Прошли пару кварталов и вот он, Ла-Манш. Как это чудесно вдыхать морской воздух на берегу, на котором высаживался д*Артаньян! Тут же припомнились слова хозяйки гостиницы: «Господа! С англичанами избегайте французских географических названий. Много лет назад, садясь на паром, чтобы переплыть Ла-Манш, я никак не предполагала, что окажусь на берегу Английского Канала. Хотя, что тут удивляться? Я ведь тоже уже почти тридцать лет ношу английскую фамилию Эмертон.»

– Что у тебя с глазом? – поинтересовался Владислав.

– Да ничего страшного. – махнул рукой Гриша – Попало что-то: чешется. Я сейчас вытащу и пройдет.

– Дай посмотрю. – не отставал Владислав – Нет. Не пройдет. У тебя сосудик лопнул. Без лечения не обойтись.

При слове лечение Гриша скривил лицо, как будто выпил стакан лимонного сока: «Может чаем промыть? У меня так уже было. Чаем помогает.»

– Если у тебя это не первый раз, может быть рецидив.– настаивал Владислав.

– Какой еще рецидив? – Гриша услышал незнакомое слово.

– Рецидив – объяснил старший – Это значит, может повториться. А что если во время турнира? А там примочки делать некогда. Надо лекарство иметь под рукой. Ну, сам посуди: повторится – не сможешь сосредоточиться, завалишь турнир.

Гриша ничего не ответил, кивнул.

– Доставай карту. Видишь, понадобилась. Так. Что тут у нас? Железнодорожная станция – после покатаемся, церковь – исповедуемся потом, ага! Вот аптека, пошли.

Аптека ничем не отличалась от московских. Ну, почти ничем. В России аптекарь отделен стеклом. В Англии дистанция короче – узенький прилавок. В России в основном строгие, совершенно неулыбчивые женщины. А в английской аптеке к превеликому удивлению их встретил очень приветливой улыбкой аптекарь-мужчина лет шестидесяти, маленького роста, в круглых очках, за которыми бегали круглые, абсолютно круглые, голубые, слегка выцветшие глаза. Казалось, им было трудно смотреть в одну точку, и они переводили взор не только на Гарова, на Слонова, но и на шкафы и полки, окна и двери, как будто видели все это в первый раз в жизни. Так что, видя эти глаза, можно подумать совсем молодой человек непонятно как весь поседевший и изморщинившийся.

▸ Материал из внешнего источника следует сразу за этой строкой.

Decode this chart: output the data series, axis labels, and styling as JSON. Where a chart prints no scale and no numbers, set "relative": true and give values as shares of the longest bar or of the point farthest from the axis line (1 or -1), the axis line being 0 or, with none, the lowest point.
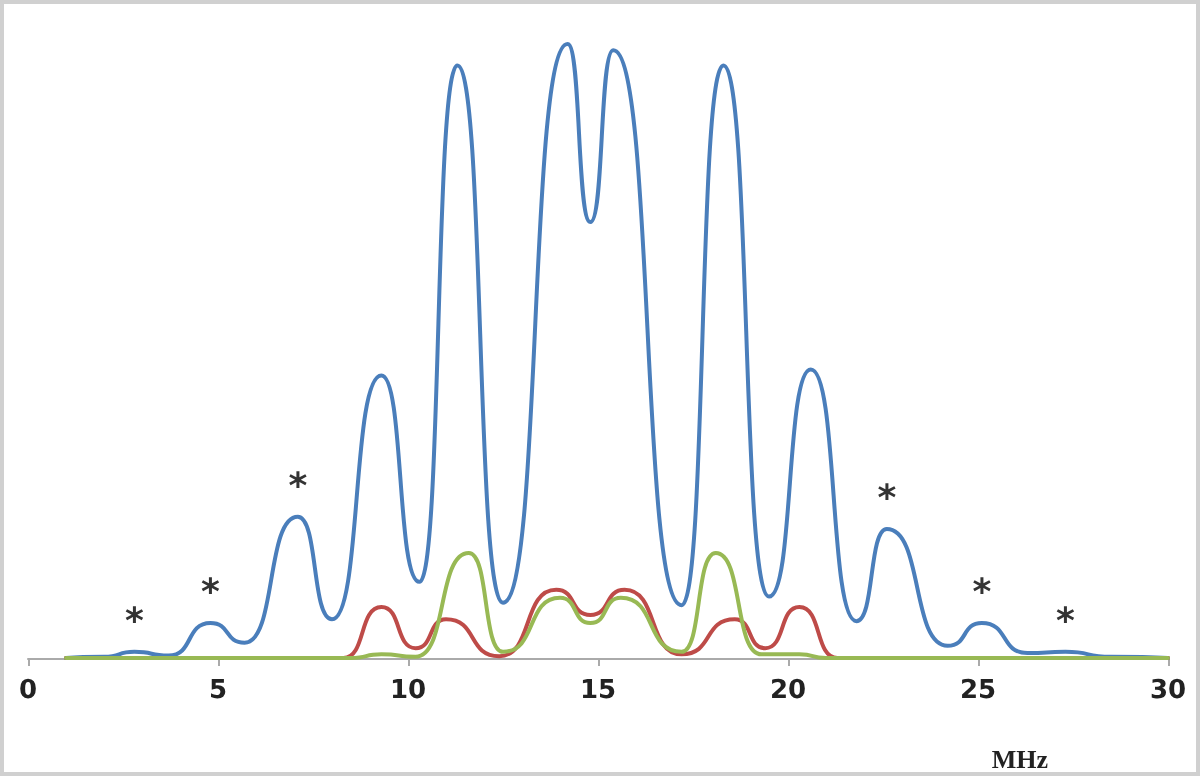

– Здравствуйте, чем могу помочь?

– Здравствуйте. Дайте нам, пожалуйста, что-нибудь для глаз. Видите у моего друга покраснел.

Аптекарь взглянул на больной глаз, очень уверенно кивнул головой, как бы подтверждая самому себе поставленный диагноз, решительно открыл в шкафу ящик и достал коробочку синего цвета.

– Вот это вам поможет. Капли. Капайте и все будет в порядке. Да прямо сейчас. Капайте смело. Так! Хорошо! Все, больше не надо. Двух капель достаточно. Поморгайте. Был красный, стал белый. Не болит? Не чешется?

– Нет, совсем не чешется. – обрадовался Гриша

– Ну и чудесно. – улыбнулся аптекарь.

– Большое спасибо. – поблагодарил Слонов – Вы нас здорово выручаете.

– Вы господа, по-моему, иностранцы, но на туристов не похожи.

– Верно. – подтвердил Владислав – Мы полу-туристы. Приехали играть в шахматном турнире.

– О! – У аптекаря аж дыхание перехватило. Он несколько секунд переводил улыбку с Гриши на Владислава. – О господа, добро пожаловать в Гастингс! Вы не представляете как я рад.

А еще говорят англичане холодные, чопорные люди, им чужды эмоции.

– Извините мистер…? – Гриша вступил в разговор.

– Браун, к вашим услугам.

– Мистер Браун, сколько мы вам должны за лекарство?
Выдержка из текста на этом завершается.